Busy, gut-wrenching and fulfilling work
Always drawn to working with children, whether it was volunteering in the nursery at her church or teaching toddlers at Vacation Bible School, Metcalf found pediatric pharmacy a natural fit. She signed up for pediatric rotations during her clinical years at Wingate and took the pediatric pharmacy course the program offered.
But she knew she’d need more training than that if she wanted to feel comfortable working in a pediatric hospital, so she did a year-long residency at Le Bonheur Children’s Hospital in Memphis after graduating from pharmacy school. Working up to 80 hours a week (which included only two days off every two weeks), Metcalf went through a trial by fire that enabled her to put all that she’d learned at Wingate into practice in the type of setting she envisioned for herself while in pharmacy school.
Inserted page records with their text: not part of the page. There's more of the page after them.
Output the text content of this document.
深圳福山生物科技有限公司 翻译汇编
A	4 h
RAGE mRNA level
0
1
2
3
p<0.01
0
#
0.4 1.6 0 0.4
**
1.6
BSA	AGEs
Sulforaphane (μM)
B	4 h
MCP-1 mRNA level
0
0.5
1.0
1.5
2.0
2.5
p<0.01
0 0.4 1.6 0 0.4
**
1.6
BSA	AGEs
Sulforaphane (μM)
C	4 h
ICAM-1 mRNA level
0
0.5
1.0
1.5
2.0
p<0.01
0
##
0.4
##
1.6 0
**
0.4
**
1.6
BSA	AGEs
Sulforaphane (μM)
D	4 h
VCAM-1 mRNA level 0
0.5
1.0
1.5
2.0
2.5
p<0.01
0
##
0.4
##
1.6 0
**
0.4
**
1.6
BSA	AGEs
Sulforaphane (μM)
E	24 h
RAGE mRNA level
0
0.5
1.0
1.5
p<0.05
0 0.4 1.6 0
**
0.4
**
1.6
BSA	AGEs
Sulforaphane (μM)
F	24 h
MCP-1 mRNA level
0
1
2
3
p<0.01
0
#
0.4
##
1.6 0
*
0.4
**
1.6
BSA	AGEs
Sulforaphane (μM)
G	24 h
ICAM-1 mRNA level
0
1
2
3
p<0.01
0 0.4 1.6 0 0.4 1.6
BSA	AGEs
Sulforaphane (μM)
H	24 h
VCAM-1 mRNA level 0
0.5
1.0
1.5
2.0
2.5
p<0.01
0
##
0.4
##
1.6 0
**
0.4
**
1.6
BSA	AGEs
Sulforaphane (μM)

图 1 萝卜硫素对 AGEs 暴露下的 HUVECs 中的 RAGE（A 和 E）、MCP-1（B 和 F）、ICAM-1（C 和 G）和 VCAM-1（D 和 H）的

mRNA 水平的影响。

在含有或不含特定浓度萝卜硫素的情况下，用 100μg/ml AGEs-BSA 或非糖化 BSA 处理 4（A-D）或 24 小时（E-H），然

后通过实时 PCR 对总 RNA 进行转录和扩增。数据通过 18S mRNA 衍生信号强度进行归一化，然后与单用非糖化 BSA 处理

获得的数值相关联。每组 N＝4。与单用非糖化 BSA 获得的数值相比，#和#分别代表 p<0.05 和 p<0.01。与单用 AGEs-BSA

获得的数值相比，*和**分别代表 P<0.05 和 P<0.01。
In 2014, she joined a staff of 15 pharmacists at Levine Children’s Hospital, a 234-bed facility that is highly regarded nationally. It’s the biggest hospital of its kind in the region and therefore draws patients from a wide geographic area.
“It stays very busy,” Metcalf says. “It’s pretty rare that you have any downtime in a shift. There’s always a pretty steady stream of admissions. Our ICUs stay pretty full, because we’re really the main one in the area.”
Metcalf grew up surrounded by family: Her grandmother, great-aunts and great-uncle all lived within walking distance. Her grandmother cooked dinner for the family every night.
It was tempting for Metcalf to take her pharmacy degree back home to Wilkes County, but she felt compelled to be a difference-maker in a specific way.
“Obviously we can see family when we want to, but not having them right around the corner is something that I do miss,” she says. “I kind of knew when I was getting into, well, hospital pharmacy in general, but especially pediatrics, that it was a specialized kind of field. You don’t just go anywhere and find a big children’s hospital to work at.”
The work is equal parts gut-wrenching and inspiring. “It’s hard to see kids sick,” Metcalf says. “It breaks your heart to see them that way. But kids are so resilient compared with adults. If we had some of these diagnoses, we would lay around in bed all day and feel sorry for ourselves and ask ‘why me?’ and not really want to do anything. But the kids just want to know what time the playroom opens and what time bingo comes on TV.”
After so many years at Levine, Metcalf has a pretty good handle on the medicinal needs of her patients. And being a mother herself (of a 4-year-old and an 8-month-old) is part of the equation.
“You kind of know in your gut,” she says. “For most people, it’s a question of, if that was my child, what recommendation would I make? If I wouldn’t give it to my kid, I’m not going to give it to your kid. I think we all try to treat it that way.”
The hospital environment is intense, especially during Covid, but Metcalf finds the work meaningful and fulfilling.
“I could not picture doing anything else, even when you have those crazy, stressful days,” she says. “I can’t think of anything else that I would rather be doing. It’s been a great place to work.”